Intervention de Laura Rodríguez, lors de la rencontre de l’Internationale Humaniste avec l’Académie des Sciences de Moscou, avril 1991

Si nous parlons d’humaniser notre société, d’humaniser la politique, d’humaniser la Terre, nous comprenons qu’il s’agit de considérer l’être humain comme la valeur centrale, et lorsque nous parlons d’êtres humains, nous parlons de TOUS les êtres humains. Par conséquent, l’un des principes directeurs ou l’une des valeurs de nos actions doit être la non-discrimination.

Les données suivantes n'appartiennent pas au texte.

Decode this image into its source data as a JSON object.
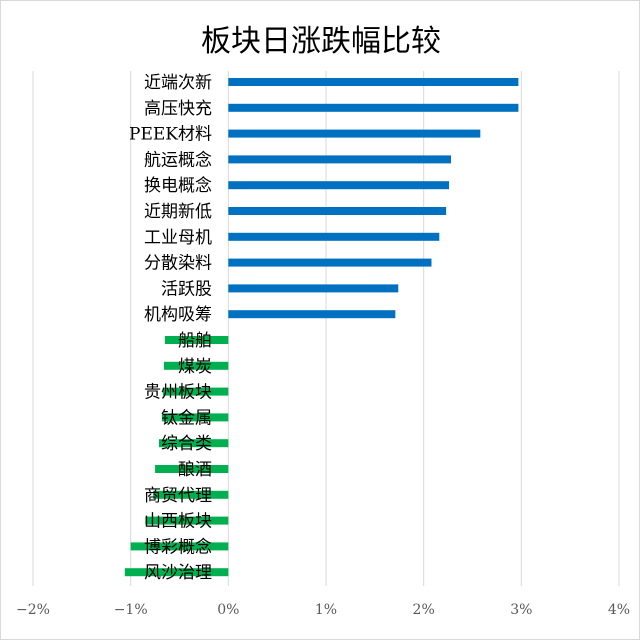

La discrimination qui existe aujourd’hui, la différenciation par catégories humaines et l’inégalité des droits nous montrent que la conception actuelle de l’être humain est basée sur d’autres valeurs.

Lorsque les droits des personnes varient en fonction de la couleur de leur peau, de leur sexe, de leur âge, de la latitude où elles sont nées, des conditions socio-économiques du milieu qui les entoure ; lorsque les droits dépendent de tous ces facteurs, ils dépendent de conditions qui n’ont jamais été choisies, de conditions naturelles.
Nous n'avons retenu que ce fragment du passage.